France has become the latest country to reconsider its energy options because of the war in Ukraine, announcing Sunday it was looking into reopening a recently closed coal-fired power station.
The energy transition ministry said it was considering reopening the station at Saint-Avold in eastern France this winter, “given the situation in Ukraine” and the effect it was having on the energy markets.
“We are keeping open the possibility of being able to put the Saint-Avold station back in action for a few hours more if we need it next winter,” said a ministry statement, confirming a report on RTL radio.
But France would still be producing less than one percent of its electricity through coal power, and no Russian coal would be used, the statement added.
President Emmanuel Macron’s commitment to eventually shut all France’s coal-fired stations remained unchanged, the ministry statement said.

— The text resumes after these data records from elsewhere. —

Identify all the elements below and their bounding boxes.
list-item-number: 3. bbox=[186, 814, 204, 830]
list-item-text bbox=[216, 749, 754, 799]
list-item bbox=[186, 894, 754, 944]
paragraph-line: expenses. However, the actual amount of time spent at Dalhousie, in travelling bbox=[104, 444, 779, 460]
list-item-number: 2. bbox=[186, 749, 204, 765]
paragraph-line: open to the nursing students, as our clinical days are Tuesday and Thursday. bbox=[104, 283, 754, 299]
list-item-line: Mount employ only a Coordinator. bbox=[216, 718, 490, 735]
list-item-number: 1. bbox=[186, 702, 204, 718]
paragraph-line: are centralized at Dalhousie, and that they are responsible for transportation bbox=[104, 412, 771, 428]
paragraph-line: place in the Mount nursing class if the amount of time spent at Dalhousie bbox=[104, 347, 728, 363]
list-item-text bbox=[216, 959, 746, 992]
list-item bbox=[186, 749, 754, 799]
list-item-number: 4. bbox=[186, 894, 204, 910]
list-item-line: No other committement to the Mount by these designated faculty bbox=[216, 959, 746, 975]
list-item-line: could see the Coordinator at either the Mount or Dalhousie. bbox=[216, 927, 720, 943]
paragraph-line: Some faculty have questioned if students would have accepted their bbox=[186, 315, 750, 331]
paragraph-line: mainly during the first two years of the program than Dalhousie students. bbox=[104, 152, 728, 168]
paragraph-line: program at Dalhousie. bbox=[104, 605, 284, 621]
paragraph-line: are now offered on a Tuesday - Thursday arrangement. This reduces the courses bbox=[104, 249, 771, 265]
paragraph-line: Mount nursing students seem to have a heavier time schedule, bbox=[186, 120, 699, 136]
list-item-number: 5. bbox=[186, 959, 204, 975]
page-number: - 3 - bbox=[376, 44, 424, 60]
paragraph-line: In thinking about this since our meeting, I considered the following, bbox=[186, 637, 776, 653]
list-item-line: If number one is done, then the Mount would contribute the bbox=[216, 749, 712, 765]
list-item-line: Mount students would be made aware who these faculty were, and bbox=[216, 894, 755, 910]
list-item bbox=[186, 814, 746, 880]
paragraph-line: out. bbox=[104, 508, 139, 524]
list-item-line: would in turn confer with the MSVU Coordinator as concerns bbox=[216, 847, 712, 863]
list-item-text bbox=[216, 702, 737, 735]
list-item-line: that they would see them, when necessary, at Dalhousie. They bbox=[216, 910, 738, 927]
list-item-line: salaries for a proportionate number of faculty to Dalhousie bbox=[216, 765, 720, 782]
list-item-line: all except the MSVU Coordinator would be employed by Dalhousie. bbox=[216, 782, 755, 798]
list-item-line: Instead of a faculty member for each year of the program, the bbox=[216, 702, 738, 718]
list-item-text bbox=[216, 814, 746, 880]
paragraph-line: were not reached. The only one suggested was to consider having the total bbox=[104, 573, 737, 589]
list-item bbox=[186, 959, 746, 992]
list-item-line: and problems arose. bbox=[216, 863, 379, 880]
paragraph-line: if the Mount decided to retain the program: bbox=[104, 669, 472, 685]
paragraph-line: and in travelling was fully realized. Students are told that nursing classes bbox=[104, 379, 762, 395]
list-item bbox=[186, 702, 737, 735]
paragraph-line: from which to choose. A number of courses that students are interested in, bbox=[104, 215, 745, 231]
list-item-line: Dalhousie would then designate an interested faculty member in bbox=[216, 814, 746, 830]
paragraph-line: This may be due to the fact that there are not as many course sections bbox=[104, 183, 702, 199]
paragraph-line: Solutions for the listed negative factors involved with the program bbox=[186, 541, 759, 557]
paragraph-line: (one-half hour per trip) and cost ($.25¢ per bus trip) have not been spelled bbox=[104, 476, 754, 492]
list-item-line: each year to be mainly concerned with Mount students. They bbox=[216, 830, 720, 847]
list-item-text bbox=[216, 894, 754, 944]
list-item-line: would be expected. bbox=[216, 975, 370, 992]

Saint-Avold was only closed on March 31, and the only coal-fired power station still operating in France is in Cordemais, in the west of the country.
Most of France’s electricity production comes from nuclear power: 67 percent in 2020. In the same year, coal only accounted for 0.3 percent.
Austria, Germany and the Netherlands have all announced recently that they would be making greater use of coal for their energy needs because of the effects of Russia’s invasion of Ukraine.
The war there has sent global energy prices soaring and raised the prospect of shortages if supplies are cut off.
Russian energy giant Gazprom has already stopped deliveries to a number of European countries, including Poland, Bulgaria, Finland and the Netherlands.
But the shift back towards fossil fuels has caused alarm in the European Commission, and among environmental campaigners.
They point to the risk that the European Union will miss its targets for cutting back on polluting energy sources, and potentially disastrous consequences for the climate.